Teaching Computational Geosciences with MATLAB, Part 4: Univariate Stats

In a series of blog posts, I will tell you a little about how I teach computational geosciences with MATLAB.  After the introduction to MATLAB on the first day, I teach univariate statistics in the morning of the second day of the five-day course.

Univariate statistical methods are described in Chapter 3 of the MRES book. We first need to describe the characteristics of the sample using statistical parameters, and to compute an empirical distribution (descriptive statistics). A brief introduction is provided to the most important statistical parameters (such as the measures of central tendency and dispersion), followed by MATLAB examples. Over the years of teaching I found that shortening the theoretical part in favor of the practical part is much better than too much lecturing. Therefore the only MATLAB example I use during this first part of the stats course is the example described in the blog post “Sample Size: How many is enough?“.

During the second part of the course on univariate statistics I introduce a selection of theoretical distribution that shows similar characteristics to the empirical distribution. We then try to draw conclusions from the sample that can be applied to the larger population of interest (hypothesis testing). Then I introduce the most important statistical tests for applications in earth sciences. The final section in this chapter introduces methods used to fit distributions to our own data sets. The MATLAB example explains the Chi2-test introduced by Karl Pearson (1900) involving the comparison of distributions, allowing two distributions to be tested for derivation from the same population. I think the Chi2-test, described in Chapter 3.9 of the book, is a good example to show how statistical tests work. After the introduction of the Chi2-test I briefly demonstrate how to use distribution fitting techniques.

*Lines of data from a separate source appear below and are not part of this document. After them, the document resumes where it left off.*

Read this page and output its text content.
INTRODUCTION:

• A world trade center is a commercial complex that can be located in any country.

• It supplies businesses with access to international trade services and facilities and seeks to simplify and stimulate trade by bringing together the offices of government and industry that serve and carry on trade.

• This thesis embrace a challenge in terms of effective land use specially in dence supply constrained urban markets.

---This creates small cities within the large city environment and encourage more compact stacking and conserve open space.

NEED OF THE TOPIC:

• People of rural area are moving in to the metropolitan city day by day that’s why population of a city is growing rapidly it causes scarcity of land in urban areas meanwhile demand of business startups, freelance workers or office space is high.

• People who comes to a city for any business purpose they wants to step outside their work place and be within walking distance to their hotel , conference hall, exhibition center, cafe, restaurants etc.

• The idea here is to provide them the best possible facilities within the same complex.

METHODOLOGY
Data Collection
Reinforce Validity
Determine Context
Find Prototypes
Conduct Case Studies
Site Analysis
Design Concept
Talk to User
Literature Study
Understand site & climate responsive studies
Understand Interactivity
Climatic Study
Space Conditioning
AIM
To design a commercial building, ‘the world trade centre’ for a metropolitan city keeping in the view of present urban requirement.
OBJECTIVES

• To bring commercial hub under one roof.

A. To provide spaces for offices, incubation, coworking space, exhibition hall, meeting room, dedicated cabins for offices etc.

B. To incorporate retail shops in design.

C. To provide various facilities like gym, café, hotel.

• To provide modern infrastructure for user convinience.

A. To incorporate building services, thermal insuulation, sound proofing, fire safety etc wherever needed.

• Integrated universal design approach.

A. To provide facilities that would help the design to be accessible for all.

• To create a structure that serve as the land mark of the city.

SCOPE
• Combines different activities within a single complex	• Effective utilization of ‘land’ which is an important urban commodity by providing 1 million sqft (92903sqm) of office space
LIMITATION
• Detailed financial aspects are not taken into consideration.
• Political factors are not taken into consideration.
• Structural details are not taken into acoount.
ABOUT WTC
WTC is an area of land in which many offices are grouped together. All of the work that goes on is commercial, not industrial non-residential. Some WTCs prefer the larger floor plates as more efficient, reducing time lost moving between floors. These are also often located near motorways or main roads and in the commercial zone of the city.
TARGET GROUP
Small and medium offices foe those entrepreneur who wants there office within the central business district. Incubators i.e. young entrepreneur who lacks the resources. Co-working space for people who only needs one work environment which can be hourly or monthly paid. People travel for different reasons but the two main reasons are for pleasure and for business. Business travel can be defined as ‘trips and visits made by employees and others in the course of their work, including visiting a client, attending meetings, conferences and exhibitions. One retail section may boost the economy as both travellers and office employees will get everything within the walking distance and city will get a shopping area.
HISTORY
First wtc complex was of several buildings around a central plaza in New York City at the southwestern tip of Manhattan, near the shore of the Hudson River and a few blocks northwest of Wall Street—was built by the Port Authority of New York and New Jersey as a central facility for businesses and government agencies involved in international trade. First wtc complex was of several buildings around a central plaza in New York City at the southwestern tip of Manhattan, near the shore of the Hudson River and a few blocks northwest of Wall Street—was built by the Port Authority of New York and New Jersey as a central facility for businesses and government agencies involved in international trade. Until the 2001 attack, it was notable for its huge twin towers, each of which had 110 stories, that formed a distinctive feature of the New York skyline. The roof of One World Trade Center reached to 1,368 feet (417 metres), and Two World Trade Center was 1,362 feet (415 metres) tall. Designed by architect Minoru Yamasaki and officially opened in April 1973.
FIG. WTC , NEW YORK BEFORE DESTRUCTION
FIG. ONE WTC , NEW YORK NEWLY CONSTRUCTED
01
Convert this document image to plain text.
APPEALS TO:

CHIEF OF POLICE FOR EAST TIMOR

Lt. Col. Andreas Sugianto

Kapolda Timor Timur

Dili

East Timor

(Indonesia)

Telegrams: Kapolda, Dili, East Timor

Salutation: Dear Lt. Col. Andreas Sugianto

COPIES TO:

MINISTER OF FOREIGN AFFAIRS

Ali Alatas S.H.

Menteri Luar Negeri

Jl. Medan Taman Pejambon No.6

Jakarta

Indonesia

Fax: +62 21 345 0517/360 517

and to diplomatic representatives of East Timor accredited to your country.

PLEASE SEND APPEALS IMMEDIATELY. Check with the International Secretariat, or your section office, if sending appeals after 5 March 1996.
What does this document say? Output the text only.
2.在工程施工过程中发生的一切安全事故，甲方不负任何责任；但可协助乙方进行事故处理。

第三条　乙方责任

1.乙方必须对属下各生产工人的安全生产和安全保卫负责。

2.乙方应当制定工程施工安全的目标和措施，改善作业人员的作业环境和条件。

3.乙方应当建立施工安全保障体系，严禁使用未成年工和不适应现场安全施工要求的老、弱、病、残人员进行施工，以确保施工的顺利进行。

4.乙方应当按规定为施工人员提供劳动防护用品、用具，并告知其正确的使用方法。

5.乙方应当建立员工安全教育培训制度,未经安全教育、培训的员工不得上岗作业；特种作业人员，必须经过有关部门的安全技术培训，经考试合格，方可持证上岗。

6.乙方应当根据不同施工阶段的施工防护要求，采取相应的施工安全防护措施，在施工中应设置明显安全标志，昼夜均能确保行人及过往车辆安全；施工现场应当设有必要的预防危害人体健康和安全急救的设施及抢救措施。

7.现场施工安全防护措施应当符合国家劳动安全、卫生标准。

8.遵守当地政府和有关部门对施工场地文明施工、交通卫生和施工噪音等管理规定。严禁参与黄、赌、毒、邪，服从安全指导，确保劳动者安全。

This morning course on univariate statistics has been working well for many years. The students have a complete workflow through a statistical analysis, without being burdened by too many of different methods, designed for specific types of data and tasks. They get information about other methods, but only about what is different about these methods than by the method shown. Let me know how to teach your univariate statistics with or without MATLAB in your classes!